Learning Objectives for attendees:
- To briefly introduce the concepts of Machine Learning and Linear Regression
- To demonstrate the use of lm() function for creating linear regression models
- To use the predict() function to make predictions using a model
- To describe information about the linear models provided by the summary() function
- To prepare and transform the data (e.g., scale and handle missing values)
- To create training and test sets (including validation) using caret
- Create classification models using the caret, rpart and randomForest packages
- To evaluate and compare trained regression and classification models.
Structure of the workshop
The workshop consists of the following topics:
- An introduction to machine learning
- An overview of prediction with regression analysis
- The machine learning pipeline (e.g. feature selection, feature engineering, modelling and training/test datasets)

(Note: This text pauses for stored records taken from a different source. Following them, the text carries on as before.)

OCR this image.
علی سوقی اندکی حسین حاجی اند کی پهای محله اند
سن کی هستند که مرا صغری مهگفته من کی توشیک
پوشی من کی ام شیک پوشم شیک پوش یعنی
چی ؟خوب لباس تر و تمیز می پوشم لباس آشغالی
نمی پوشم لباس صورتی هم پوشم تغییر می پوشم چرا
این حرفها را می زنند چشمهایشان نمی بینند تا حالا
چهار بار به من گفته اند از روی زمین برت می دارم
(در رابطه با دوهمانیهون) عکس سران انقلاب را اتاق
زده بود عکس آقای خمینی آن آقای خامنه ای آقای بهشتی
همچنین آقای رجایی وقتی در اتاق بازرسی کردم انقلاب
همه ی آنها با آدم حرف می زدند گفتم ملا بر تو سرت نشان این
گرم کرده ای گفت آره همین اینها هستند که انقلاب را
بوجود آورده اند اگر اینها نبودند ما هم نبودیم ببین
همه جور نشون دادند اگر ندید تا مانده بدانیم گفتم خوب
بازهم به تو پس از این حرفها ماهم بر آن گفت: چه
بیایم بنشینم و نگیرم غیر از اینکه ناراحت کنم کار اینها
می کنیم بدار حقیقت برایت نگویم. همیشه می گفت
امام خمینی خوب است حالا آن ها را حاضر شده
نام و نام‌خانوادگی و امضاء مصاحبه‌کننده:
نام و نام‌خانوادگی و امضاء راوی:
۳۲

- Classification and regression with other algorithms (e.g. decision trees, neural networks).
What is provided
For the workshop you will be provided with the following:
- A handout to follow in self-study
- An R script containing all R codes for the workshop (and script with answers to exercises)
- Copies of relevant resources
- Datasets to use within the workshop
- Slides that introduce relevant topics
This training session will be delivered via Blackboard Collaborate.
PLEASE NOTE: Our online training sessions will be recorded and will be available on the VIRE in an edited format for those students who cannot attend. If you wish to join this session but do not wish for your contributions to be included in the edited VIRE resource, please ensure that you select NO when prompted in the online booking form regarding recording.